Work explained the realignment in another way to the troops here.
“As far as the Asia-Pacific goes, Marines are being distributed around the Pacific -- 5,000 Marines are going to come here to Guam, 2,500 Marines are going to Australia, some Marines are going back to Hawaii [and] about 3,500 Marines are going up to Iwakuni, [Japan],” the deputy secretary said.
The Army will be active in the Asia-Pacific too, he said, noting that seven of the world’s largest armies are in the Asia-Pacific region, and soldiers would be good at contributing to training capacity building in the region.
Another part of the defense buildup on Guam began in April 2013, when arrangements began to move a ballistic missile defense system called a terminal high-altitude area defense battery, or THAAD, and soldiers to run the system, onto Andersen Air Force Base.
Threats from North Korea prompted the move, which because of the limited number of THAAD systems yet built was said to be temporary. But the senior defense official said Gov. Calvo and Rep. Bordallo have publicly asked that the system be kept on the island permanently.
Task Force Talon coordinates the system, combining THAAD, military police and communications in a joint working environment with the 36th Wing at Andersen Air Force Base and the Joint Region Marianas Headquarters on Guam. The 94th Army Air and Missile Defense Command provides mission command of Task Force Talon.

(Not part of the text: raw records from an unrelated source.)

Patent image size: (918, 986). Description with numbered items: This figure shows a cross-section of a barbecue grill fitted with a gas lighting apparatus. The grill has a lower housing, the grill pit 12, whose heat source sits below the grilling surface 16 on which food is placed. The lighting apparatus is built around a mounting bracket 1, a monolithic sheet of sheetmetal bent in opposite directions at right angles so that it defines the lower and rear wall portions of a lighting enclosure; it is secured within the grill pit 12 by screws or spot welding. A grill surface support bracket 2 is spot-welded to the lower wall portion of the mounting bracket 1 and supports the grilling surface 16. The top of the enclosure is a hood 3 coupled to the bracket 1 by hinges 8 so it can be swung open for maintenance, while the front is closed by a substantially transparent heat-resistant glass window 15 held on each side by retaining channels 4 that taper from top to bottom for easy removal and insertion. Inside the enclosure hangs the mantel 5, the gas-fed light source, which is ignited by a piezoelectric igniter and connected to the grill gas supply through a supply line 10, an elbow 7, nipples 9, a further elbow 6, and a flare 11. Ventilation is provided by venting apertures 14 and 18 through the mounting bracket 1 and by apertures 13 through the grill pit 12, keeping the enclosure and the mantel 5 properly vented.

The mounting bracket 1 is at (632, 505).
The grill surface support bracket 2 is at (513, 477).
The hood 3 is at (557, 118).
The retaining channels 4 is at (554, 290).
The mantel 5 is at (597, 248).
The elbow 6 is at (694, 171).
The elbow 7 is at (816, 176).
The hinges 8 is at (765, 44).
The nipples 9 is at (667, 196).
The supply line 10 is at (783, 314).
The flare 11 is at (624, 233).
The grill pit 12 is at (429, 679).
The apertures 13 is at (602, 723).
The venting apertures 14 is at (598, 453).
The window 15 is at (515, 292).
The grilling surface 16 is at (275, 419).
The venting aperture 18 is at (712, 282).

THAAD is a land-based element that can shoot down a ballistic missile inside and just outside the atmosphere. It uses hit-to-kill technology; kinetic rather than explosive energy destroys the incoming warhead.
Back with the troops, Work answered questions about the defense leadership, Iraq, and the effects of budget constraints on training and force structure.
The deputy secretary also shared stories about his own time as a Marine, and then expressed much he appreciated the dedication of service personnel.
“Thank you,” he said, “for serving in what I consider to be the greatest military the United States has ever put on the field.”